Por isso, nós do PSTU aproveitaremos essas eleições para agitar nossas propostas operárias e socialistas para sair da crise e ajudar a organizar as batalhas que estão por vir. Porque ganhe quem ganhe as eleições, vão fazer acordos com o FMI, e isso significará mais ajuste, entrega e repressão para os trabalhadores e lutadores.

Por sua vez, cada voto para a FIT Unidade em todo o país será um voto que fortalecerá a luta pela minha liberdade, e a de todos os prisioneiros e perseguidos políticos por lutar, como meu amigo e companheiro Sebastián Romero, o “operário do morteiro”. Nós nos orgulhamos de ter estado presentes no dia 18 de dezembro enfretando a repressão para impedir o roubo dos aposentados promovidos por Macri e pelo FMI, e que foi aprovado por vários dos deputados e senadores peronistas que agora se apresentam como “opositores”.
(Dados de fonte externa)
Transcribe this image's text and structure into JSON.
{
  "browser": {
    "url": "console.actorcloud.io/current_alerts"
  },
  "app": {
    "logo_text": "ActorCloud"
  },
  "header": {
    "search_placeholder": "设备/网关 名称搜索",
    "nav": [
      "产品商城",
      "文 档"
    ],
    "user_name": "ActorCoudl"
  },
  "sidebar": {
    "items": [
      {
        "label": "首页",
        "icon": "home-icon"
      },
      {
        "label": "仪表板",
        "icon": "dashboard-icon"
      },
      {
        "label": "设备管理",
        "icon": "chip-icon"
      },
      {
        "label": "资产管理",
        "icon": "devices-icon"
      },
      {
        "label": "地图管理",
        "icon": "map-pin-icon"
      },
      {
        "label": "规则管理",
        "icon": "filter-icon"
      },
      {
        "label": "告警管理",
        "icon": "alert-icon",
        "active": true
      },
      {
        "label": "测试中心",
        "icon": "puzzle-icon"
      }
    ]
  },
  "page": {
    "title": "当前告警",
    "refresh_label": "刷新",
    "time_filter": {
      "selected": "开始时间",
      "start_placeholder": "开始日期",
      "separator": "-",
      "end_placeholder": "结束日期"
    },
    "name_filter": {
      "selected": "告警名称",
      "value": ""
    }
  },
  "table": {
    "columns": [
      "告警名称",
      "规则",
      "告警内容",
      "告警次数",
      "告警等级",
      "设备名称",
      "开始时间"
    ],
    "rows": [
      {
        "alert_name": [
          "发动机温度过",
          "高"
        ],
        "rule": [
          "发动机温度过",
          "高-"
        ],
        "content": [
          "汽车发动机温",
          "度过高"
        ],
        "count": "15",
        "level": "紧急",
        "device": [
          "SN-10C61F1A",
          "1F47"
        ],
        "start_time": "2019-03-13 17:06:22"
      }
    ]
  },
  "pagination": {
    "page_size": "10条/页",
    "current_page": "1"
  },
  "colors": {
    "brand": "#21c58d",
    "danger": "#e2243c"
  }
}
Portanto, nas eleições de agosto, NÃO vote em corruptos e empresários! NÃO vote nos candidatos do FMI! Vamos com a FIT UNIDADE! Vamos com Del Caño – Del Plá para a presidência! Vamos com os candidatos operários e lutadores do PSTU!

Por tudo isso convido você a participar da campanha e se organizar para essa luta.